/*
This documents the processing of sorghum bicolor ESTs to the rice genome.
Lenny Teytelman
Mon Mar 25 12:40:01 2002
*/

The BACs/PACs are from the GenBank Entrez Nucleotide query:

"Oryza [ORGN] AND (30000 [SLEN]:250000 [SLEN]) AND ((htg [KYWD] OR BAC
[ALL] OR chromosome [TITL] OR PAC [ALL]) NOT (marker [TITL] OR cDNA
[TITL] OR mRNA [TITL] OR RAPD [TITL] OR GSS [KYWD] OR telomere [TITL]
OR protein[TITL]))" for BACs, and

The ESTs are from the GenBank nucleotide query "txid4558[orgn]  AND
gbdiv_est[PROP]"  The average ESTs length is 475.

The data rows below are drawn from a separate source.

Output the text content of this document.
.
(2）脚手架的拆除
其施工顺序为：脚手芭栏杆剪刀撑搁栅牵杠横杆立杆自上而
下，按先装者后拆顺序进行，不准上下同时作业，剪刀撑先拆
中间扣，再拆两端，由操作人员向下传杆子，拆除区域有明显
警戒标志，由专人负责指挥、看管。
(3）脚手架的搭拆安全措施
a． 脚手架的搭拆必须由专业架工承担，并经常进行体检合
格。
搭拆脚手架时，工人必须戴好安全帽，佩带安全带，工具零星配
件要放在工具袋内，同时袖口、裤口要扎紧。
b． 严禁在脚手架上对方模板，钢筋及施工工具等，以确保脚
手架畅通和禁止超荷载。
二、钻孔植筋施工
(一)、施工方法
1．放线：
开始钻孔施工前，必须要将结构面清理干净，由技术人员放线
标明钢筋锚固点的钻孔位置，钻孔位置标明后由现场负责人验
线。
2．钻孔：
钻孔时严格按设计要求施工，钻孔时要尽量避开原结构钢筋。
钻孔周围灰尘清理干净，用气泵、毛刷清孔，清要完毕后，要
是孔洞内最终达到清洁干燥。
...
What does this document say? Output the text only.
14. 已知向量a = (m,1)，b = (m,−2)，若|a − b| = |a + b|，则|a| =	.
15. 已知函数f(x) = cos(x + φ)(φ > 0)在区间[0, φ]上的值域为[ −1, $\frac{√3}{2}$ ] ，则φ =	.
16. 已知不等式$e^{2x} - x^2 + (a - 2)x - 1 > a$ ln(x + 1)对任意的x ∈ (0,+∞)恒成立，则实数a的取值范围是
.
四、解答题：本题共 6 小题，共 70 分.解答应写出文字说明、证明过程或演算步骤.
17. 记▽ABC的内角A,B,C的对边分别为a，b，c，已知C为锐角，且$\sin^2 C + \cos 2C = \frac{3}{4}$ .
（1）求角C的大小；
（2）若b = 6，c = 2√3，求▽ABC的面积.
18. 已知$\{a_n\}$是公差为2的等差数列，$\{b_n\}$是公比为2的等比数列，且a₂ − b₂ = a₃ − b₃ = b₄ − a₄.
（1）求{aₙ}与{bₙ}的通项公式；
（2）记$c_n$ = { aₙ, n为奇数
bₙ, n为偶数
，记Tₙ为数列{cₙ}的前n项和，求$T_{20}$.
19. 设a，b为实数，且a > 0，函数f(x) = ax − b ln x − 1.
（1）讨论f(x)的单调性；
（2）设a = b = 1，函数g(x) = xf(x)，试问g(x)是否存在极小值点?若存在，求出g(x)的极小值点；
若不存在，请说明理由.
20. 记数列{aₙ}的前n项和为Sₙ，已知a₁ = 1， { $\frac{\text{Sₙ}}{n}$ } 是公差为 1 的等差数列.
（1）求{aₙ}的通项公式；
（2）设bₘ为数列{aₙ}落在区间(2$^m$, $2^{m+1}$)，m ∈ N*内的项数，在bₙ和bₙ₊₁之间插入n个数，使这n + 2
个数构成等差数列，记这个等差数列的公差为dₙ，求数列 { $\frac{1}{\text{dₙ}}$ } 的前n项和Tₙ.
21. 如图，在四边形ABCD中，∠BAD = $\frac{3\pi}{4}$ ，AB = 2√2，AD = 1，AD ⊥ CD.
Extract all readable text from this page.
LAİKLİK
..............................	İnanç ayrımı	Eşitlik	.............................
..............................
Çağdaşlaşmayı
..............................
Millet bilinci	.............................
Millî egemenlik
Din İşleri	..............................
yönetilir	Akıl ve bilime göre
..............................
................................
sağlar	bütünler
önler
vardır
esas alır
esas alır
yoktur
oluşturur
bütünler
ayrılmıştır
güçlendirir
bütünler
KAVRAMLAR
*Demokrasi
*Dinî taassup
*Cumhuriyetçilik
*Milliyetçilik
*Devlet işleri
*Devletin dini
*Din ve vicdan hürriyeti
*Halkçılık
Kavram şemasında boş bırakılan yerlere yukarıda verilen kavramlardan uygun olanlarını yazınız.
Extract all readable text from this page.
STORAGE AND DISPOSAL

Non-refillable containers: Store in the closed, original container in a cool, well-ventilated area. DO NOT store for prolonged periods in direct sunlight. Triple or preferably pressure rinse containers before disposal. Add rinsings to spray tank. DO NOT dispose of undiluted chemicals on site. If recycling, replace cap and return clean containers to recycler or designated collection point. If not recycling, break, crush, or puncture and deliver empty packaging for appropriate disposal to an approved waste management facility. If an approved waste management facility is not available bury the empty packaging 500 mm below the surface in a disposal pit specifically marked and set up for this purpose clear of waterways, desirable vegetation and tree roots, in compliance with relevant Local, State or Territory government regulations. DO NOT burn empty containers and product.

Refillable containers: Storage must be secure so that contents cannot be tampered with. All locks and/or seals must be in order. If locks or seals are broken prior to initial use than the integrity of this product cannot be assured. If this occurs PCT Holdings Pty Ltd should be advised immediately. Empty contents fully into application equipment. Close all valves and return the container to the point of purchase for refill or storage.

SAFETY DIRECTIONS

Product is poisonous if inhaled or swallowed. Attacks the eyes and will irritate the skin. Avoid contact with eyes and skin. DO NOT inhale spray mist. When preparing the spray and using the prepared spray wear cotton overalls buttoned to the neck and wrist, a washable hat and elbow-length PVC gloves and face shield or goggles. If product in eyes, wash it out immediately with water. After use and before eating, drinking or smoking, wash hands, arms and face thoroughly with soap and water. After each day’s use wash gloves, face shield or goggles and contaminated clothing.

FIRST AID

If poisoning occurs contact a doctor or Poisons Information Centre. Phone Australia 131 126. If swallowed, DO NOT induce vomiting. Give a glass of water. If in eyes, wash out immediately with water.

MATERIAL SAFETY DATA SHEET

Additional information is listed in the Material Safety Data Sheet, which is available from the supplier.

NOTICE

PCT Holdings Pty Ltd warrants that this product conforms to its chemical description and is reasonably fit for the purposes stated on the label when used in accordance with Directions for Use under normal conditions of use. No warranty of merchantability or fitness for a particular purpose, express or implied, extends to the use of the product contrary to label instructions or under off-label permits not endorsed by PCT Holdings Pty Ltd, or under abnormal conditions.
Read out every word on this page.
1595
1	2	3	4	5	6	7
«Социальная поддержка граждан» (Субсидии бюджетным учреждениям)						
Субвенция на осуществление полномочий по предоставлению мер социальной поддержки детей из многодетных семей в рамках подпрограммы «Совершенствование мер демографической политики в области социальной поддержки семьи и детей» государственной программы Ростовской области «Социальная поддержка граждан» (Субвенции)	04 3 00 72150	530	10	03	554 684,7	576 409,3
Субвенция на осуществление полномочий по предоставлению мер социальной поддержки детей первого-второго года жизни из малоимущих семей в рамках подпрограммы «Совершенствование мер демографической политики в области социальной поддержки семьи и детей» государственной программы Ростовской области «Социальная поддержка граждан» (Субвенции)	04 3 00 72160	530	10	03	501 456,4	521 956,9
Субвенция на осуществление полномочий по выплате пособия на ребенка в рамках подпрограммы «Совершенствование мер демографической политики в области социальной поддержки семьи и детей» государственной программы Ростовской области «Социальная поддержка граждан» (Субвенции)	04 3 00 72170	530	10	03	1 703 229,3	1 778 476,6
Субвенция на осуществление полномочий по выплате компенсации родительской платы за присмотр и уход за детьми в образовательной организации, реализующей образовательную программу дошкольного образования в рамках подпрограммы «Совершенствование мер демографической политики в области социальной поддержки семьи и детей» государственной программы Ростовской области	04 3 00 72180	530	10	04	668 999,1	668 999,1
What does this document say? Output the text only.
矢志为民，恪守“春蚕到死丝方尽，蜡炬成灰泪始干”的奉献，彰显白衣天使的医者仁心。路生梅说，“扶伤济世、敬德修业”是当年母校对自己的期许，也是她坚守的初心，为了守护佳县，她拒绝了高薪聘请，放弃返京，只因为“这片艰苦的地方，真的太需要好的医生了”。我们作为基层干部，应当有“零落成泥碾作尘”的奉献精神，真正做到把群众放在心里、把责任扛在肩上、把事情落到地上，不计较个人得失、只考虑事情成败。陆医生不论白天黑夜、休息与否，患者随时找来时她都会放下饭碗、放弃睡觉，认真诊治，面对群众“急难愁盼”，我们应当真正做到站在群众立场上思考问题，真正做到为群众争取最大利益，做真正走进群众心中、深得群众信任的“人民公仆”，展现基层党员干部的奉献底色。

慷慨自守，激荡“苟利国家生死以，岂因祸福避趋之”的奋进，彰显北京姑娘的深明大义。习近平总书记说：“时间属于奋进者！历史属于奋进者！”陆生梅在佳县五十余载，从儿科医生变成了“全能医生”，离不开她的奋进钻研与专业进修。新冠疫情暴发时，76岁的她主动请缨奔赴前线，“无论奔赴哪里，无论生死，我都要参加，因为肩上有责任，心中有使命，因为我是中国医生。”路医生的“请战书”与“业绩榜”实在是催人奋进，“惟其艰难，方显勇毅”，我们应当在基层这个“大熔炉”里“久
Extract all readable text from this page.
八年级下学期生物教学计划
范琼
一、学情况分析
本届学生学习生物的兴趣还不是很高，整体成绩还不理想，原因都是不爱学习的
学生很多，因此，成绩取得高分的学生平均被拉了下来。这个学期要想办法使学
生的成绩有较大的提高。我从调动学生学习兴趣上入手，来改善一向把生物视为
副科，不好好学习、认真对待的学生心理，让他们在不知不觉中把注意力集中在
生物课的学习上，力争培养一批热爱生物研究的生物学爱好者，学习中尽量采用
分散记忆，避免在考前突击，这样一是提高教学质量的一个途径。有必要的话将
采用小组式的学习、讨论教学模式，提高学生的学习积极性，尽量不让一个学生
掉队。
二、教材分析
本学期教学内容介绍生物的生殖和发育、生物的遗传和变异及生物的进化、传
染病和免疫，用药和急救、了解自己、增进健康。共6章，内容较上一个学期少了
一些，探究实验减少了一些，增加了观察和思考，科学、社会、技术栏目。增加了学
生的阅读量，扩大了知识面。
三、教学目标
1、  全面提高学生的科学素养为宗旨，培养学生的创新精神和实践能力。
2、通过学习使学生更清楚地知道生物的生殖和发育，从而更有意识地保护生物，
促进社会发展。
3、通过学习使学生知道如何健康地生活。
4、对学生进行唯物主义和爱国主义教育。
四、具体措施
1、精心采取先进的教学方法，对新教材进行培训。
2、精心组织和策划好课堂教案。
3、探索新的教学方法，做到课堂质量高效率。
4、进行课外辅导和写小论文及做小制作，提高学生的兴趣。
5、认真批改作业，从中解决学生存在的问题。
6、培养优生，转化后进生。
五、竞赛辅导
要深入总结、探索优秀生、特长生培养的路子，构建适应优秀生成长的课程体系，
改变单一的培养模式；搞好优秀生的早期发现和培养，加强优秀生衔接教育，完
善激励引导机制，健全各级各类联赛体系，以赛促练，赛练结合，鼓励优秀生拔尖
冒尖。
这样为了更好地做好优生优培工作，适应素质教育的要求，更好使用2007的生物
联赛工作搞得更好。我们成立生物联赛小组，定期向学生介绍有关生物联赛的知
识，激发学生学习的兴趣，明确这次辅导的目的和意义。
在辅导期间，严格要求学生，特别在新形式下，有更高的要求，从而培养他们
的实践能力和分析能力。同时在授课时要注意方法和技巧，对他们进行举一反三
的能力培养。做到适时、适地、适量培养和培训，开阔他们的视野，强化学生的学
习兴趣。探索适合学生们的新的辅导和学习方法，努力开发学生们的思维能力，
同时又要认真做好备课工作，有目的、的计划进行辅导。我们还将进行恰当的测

1,847 sequences were compared to  84,711 ESTs using BLAT with
mindIdentity=50.   The 130,295 BLAT hits were filtered using pslReps
utility with -minAli=0.85 -nearTop=0.01.  This resulted in 68,126
alignments.

The lengths of the matches are distributed as follows:

Length of
hits	     Count
--------     ------
0-100		13040
100-150		8259
150-200		8372
200-250		7866
250-300		7945
300-350		7464
350-400		6186
400-450		4337
450-500		2527
500-550		1400
550-600		500
600-650		177
650-700		42
700-750		2
750-800		4
>800		5



Removing matches with less than 150bp match-length leaves 46,660 hits.

Many of the ESTs hit more than once.  The distribution of the hit
frequencies is:

# Of
Hits per
Feature       Count
-------       -----
01		17961
02		7662
03		2421
04		442
05		221
06		239
07		204
08		33
09		3
10		6
20		2



ESTs that hit more than three times are removed, with 40,548 hits
remaining.  These matches have the following distribution of the percent
identity per hit:

% Identity	 Count
----------	 ----------
82		507
83		1296
84		1824
85		2652
86		3175
87		4008
88		4402
89		4842
90		4934
91		4484
92		3142
93		1889
94		1225
95		1139
96		479
97		154
98		107
99		230
100		59


The distribution of the sequenced clone gaps is:

Bac Gap
Length	      Count
------	      ----------
01000		35394
02000		3717
03000		683
04000		241
05000		110
06000		73
07000		36
08000		10
09000		19
10000		14
20000		126
30000		57
40000		42
50000		9
60000		10
70000		3
80000		3
>90000		1


The hits represent 28,044 unique ESTs and 1,634 sequenced clones.
Those having at least one gap of length 50 or above, are considered
multi-exon hits.  21,150 are multi-exon and 8,020 are single-exon hits.